# CCM Canada. Canadian Cycle and Motor Company



## Nashman (Aug 30, 2020)

*CCM History:  ( link from Cabe: https://thecabe.com/forum/media/img3-jpg.34109/#xfmg-comment-5642)*





						CCM (bicycle company) - Wikipedia
					






					en.wikipedia.org
				



.

*I grew up with this Brand. I have contributed information on the CCM Flyte bicycle in other forums. The 1st bike is a 1949 CCM with a Sturmey Archer 3 speed/rear drum brake.( an earlier toolbox saddle addition) Then 2- 1967 Centennial edition/100 years of Canada being a country 1867-1967 (w/stock German 2 speed kickback rear hubs), one branded as a 1967 Centennial, the other a GT- 101. The Flyte is a 1938, painted in 1936 two tone cream and black style. Era correct toolbox saddle, the "airflow bars" and tomahawk stem are my Custom additions. Note NOS Gibson aluminum pedals.

Flyte history:*



			CCM Flyte: A Short History


----------



## Goldenrod (Aug 30, 2020)

Great bike with rare features.  I rode in the back shelf of that car for life guard lessons.  I was 16.


----------



## John (Aug 31, 2020)

Someone sent these pictures of a bicycle they found


----------



## Nashman (Aug 31, 2020)

John said:


> Someone sent these pictures of a bicycle they foundView attachment 1258356
> 
> View attachment 1258357
> 
> ...



Nice,

I had one of those frames once. Hygenic mono shock seat stay and leaf type spring at bottom bracket ( like a Flo Cycle) Very cool.  Thanks for sharing John. The early stuff is outside my interest, but I bet there are quite a few Cabers that would like this bike, especially the Canucks. I'll send the link to one now.  Cheers, Bob


----------



## David Brown (Aug 31, 2020)

The  Brantford is before 1917 as CCM with Made in Toronto is before then. After that they say Weston . I would say it came with Wood rims  new.


----------



## Nashman (Aug 31, 2020)

David Brown said:


> The  Brantford is before 1917 as CCM with Made in Toronto is before then. After that they say Weston . I would say it came with Wood rims  new.
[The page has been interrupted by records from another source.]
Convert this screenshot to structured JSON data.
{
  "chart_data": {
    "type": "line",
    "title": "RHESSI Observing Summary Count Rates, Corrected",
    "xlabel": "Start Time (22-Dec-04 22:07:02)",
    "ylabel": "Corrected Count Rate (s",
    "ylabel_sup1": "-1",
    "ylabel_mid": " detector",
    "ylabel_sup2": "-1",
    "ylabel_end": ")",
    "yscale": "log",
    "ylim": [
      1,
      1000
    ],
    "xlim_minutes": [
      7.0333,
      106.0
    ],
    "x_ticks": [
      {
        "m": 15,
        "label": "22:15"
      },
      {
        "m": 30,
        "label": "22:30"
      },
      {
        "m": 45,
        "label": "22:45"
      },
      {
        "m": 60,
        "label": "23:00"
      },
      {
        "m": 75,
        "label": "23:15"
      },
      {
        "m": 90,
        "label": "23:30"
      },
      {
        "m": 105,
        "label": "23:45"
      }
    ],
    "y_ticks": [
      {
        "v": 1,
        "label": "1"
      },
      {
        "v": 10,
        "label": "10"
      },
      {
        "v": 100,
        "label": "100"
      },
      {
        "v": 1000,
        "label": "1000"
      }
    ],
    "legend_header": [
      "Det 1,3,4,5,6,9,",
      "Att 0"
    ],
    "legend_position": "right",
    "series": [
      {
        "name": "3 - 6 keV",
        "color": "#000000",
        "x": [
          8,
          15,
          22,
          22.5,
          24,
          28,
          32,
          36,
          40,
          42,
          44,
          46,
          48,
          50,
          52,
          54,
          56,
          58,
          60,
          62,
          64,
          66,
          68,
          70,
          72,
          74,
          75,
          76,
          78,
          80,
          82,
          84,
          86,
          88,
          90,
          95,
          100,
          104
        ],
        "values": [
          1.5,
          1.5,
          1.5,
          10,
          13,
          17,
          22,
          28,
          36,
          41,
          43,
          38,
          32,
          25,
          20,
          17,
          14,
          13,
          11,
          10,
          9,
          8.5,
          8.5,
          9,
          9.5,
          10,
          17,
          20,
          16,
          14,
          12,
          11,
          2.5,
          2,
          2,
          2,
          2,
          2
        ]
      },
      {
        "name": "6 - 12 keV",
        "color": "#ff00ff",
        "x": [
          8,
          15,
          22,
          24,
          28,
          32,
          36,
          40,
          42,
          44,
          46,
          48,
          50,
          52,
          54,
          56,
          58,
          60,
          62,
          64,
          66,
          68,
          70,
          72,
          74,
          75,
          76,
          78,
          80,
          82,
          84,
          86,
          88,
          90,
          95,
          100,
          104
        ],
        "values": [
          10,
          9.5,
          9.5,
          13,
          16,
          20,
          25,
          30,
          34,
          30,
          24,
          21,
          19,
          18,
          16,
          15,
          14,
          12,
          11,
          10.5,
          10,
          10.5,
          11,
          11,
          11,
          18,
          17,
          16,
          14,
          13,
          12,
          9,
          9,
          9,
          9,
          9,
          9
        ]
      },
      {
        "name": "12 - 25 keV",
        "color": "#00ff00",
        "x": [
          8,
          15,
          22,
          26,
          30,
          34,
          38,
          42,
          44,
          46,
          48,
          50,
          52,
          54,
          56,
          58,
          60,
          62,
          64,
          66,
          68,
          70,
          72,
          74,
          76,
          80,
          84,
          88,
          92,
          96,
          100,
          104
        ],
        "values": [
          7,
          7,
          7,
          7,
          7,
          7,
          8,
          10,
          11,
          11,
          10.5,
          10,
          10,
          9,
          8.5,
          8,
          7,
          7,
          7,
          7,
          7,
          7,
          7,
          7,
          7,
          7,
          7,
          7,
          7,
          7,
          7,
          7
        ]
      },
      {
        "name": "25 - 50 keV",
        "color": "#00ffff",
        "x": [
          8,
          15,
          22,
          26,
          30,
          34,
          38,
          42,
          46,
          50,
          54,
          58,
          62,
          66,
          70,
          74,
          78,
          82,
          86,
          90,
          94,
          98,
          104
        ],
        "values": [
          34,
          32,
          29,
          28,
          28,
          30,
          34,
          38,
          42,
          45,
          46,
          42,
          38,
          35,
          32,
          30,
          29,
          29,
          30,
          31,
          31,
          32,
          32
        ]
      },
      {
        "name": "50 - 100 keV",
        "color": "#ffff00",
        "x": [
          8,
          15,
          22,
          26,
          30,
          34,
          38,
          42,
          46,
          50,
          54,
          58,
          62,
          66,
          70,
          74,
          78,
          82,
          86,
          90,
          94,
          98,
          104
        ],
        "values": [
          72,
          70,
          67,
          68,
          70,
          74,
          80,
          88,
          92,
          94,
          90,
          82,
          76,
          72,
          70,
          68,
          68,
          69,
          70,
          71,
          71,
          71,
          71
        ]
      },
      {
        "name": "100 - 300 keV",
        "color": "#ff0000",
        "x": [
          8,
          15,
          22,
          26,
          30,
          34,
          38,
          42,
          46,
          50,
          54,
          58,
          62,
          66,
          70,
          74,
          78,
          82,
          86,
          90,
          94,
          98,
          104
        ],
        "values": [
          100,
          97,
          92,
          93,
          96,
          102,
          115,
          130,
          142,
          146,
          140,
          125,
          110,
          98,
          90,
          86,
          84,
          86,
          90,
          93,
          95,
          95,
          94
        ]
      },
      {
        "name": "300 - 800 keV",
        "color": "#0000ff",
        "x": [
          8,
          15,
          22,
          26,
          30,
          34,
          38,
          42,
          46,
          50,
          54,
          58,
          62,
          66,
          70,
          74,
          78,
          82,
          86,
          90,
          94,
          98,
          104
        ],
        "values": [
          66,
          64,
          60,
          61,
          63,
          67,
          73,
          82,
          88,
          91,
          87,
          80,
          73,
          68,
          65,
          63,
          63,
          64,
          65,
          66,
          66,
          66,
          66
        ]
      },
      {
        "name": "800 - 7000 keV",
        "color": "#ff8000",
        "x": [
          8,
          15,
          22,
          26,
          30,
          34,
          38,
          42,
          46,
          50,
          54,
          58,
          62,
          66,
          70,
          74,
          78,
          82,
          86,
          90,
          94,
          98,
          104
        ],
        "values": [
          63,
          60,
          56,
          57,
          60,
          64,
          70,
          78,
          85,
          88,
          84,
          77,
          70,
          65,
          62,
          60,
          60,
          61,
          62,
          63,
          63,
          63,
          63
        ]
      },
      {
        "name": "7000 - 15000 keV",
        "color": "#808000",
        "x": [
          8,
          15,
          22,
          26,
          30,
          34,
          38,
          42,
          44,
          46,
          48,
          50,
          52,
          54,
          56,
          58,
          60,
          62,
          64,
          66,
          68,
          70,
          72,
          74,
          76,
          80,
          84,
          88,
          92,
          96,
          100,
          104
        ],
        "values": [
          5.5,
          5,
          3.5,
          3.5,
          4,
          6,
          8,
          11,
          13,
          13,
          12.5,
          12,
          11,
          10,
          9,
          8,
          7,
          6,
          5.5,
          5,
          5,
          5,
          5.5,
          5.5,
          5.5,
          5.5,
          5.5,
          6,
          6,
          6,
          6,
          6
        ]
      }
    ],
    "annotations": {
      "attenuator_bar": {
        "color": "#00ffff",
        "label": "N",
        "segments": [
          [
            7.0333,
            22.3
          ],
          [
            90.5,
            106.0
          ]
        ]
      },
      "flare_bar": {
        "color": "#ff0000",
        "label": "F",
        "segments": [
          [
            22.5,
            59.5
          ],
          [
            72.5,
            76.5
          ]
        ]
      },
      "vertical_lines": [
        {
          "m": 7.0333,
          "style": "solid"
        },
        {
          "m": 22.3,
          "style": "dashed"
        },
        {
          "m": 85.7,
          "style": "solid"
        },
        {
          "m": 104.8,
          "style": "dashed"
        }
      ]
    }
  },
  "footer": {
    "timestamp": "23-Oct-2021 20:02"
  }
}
 Thanks Dave. The lack of wood rims caught my eye as well. I seem to remember a patent year in the early teens on my shock when I owned a frame some 30 or so years ago.


----------



## David Brown (Aug 31, 2020)

I still have a CCM Massey  Silver Ribbon with Hygienic frame. Have had that bike about 25 years and put a lot of miles on it. Have ridden it too many Wheelmen meets in the US.over the years. I love riding that bike really nice gearing.


----------



## bleedingfingers (Aug 31, 2020)

Those bikes are so cool they had shocks before cars had shocks.


----------



## David Brown (Sep 1, 2020)

I  had made new springs for those bike as most are broken. And to me that bike needs a new spring also which I have.


----------



## Nashman (Sep 1, 2020)

David Brown said:


> I  had made new springs for those bike as most are broken. And to me that bike needs a new spring also which I have.



Needs wood rims too!!


----------



## ninolecoast (Sep 1, 2020)

The cream and black Flyte is pure artwork!!!


----------



## Nashman (Sep 1, 2020)

ninolecoast said:


> The cream and black Flyte is pure artwork!!!



Thanks!!  I appreciate the compliment. It rides nice too. Do I see an Aerocycle in your pic? WOW!


----------



## ninolecoast (Sep 1, 2020)

Yes it’s very nice older restoration. Just needs some detailing. Been trying to find a taillight Lens for some time.
People can’t believe it’s 85 years old.

Mike


----------



## Nashman (Sep 1, 2020)

ninolecoast said:


> Yes it’s very nice older restoration. Just needs some detailing. Been trying to find a taillight Lens for some time.
> People can’t believe it’s 85 years old.
> 
> Mike



 Mike, I wish I could help with a "correct" lens. I think I have some old glass lenses around, but not correct. I'd love some pics of the bike if you have ( PM me). If not, no sweat. Cheers, Bob


----------



## Nashman (Dec 17, 2020)

Another added to my collection. 1939 CCM Motorbike all original ( except tires and I upgraded the rims). I will be putting a correct Mesinger original long spring on it soon.


----------



## ninolecoast (Dec 17, 2020)

How’s it do in the snow?


----------